La tavola del resto ha subito in passato profonde puliture, specie nella zona del volto, e il forte contrasto dell’incarnato con la vasta zona scura del fondo accentua l’intensità dello sguardo, lasciando lo sfumato lieve della barba in un alone di luce non ben definita, che crea contrasto con il prezioso disegno dei ricami della camicia e della fascia sul capo. L’identificazione – fin qui accettata – del personaggio con Nicolò Quirico Sanvitale, fu proposta da Ricci per assonanze del costume, a suo dire, con un abbigliamento alla “turca” (certamente per via del copricapo), ricercando fra i Sanvitale (dato che indubbiamente doveva essere un personaggio di famiglia), un protagonista di imprese militari al servizio dei veneziani. Il conte di Sala, Niccolò Maria Quirico, marito di Beatrice da Correggio, detta “Mamma” dall’Ariosto, si trovò effettivamente a combattere contro i turchi nel 1477, ma morì nel 1511 e il nostro personaggio, indossa un elegantissimo abito giallo e nero di foggia alla “tedesca” stratagliato in uso fra il 1515 e il 1530.

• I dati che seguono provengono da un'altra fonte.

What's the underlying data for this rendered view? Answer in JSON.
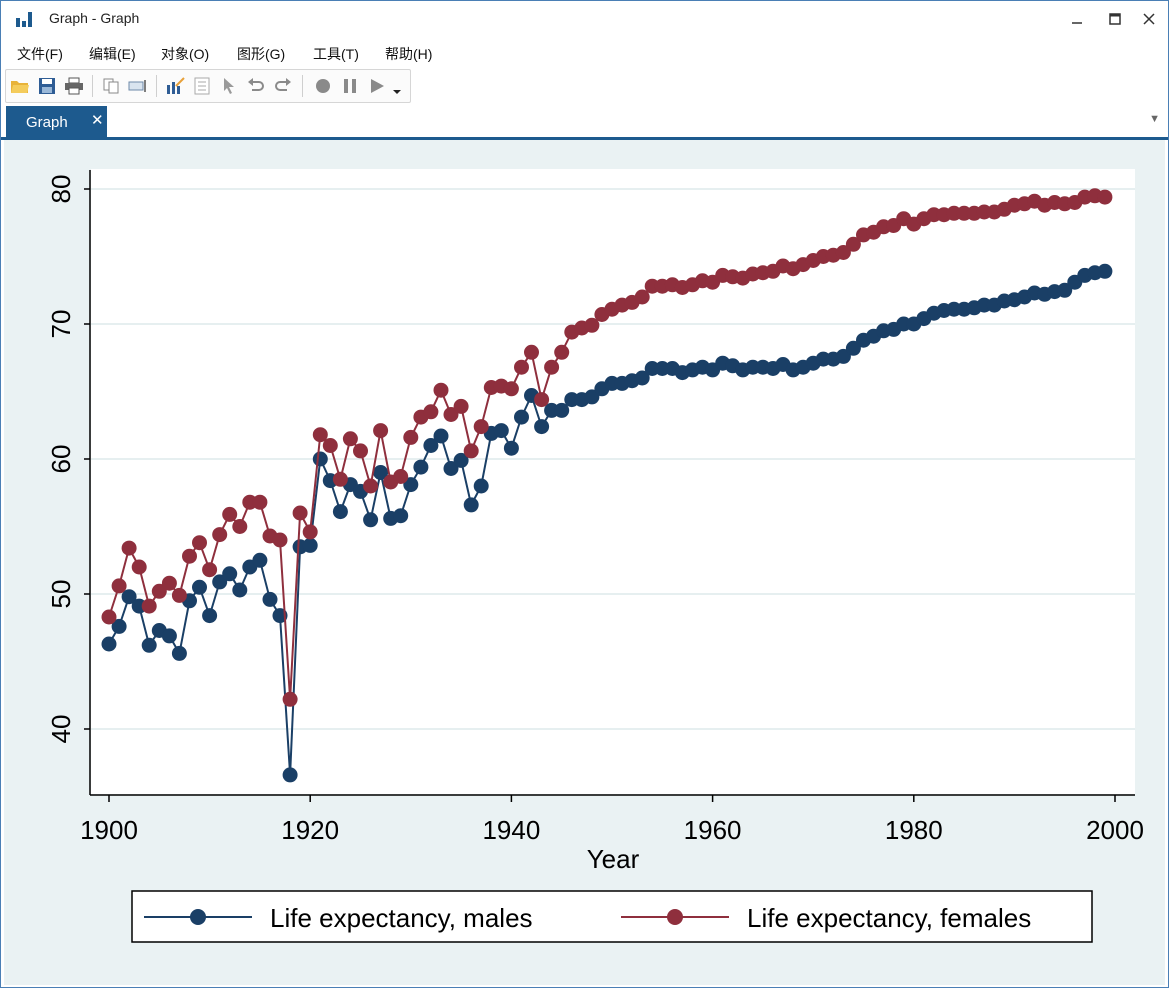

Inoltre, dimostra un’età alquanto giovanile, sui trent’anni, e la sua effigie è ben diversa da quella tramandata nel ritratto conservato nella Galleria degli Antenati della Rocca di Fontanellato. Una nuova proposta identificatrice non trova avallo nell’iconografia nota dei Sanvitale – è forse Jo. Francesco, conte di Fontanellato, fratello di Gian Galeazzo e marito di Laura Pallavicino, morto nel 1519, di cui si conserva un’immagine ottocentesca fra i ritratti di famiglia? – certamente per la qualità del dipinto e per il costume raffinato che indossa doveva essere un personaggio di rilievo nell’ambito di quella corte e forse nel medaglione, ormai poco leggibile, inserito nel cappello, vi era la “chiave” della sua identità.
La posa frontale e il taglio della figura a solo busto, forse ridotto ai lati, suggerisce in effetti il confronto con la pittura veneta e l’intensità d’indagine, profonda ed enigmatica, sembra trovare qualche assonanza con il ritratto di Pietro Aretino di Basilea, ascritto anche da Suida e Volpe a Tiziano (Volpe 1979, p. 75). La morbidezza dello sfumato pittorico della nostra tavola tuttavia giustifica i richiami con le opere correggesche e l’esecuzione di grande naturalismo, a punta di pennello, delle pieghe della camicia riconduce in un ambito parmense non troppo lontano dalle esperienze ritrattistiche anche di Parmigianino, che più volte diede eccezionali prove di decorazioni di ricami.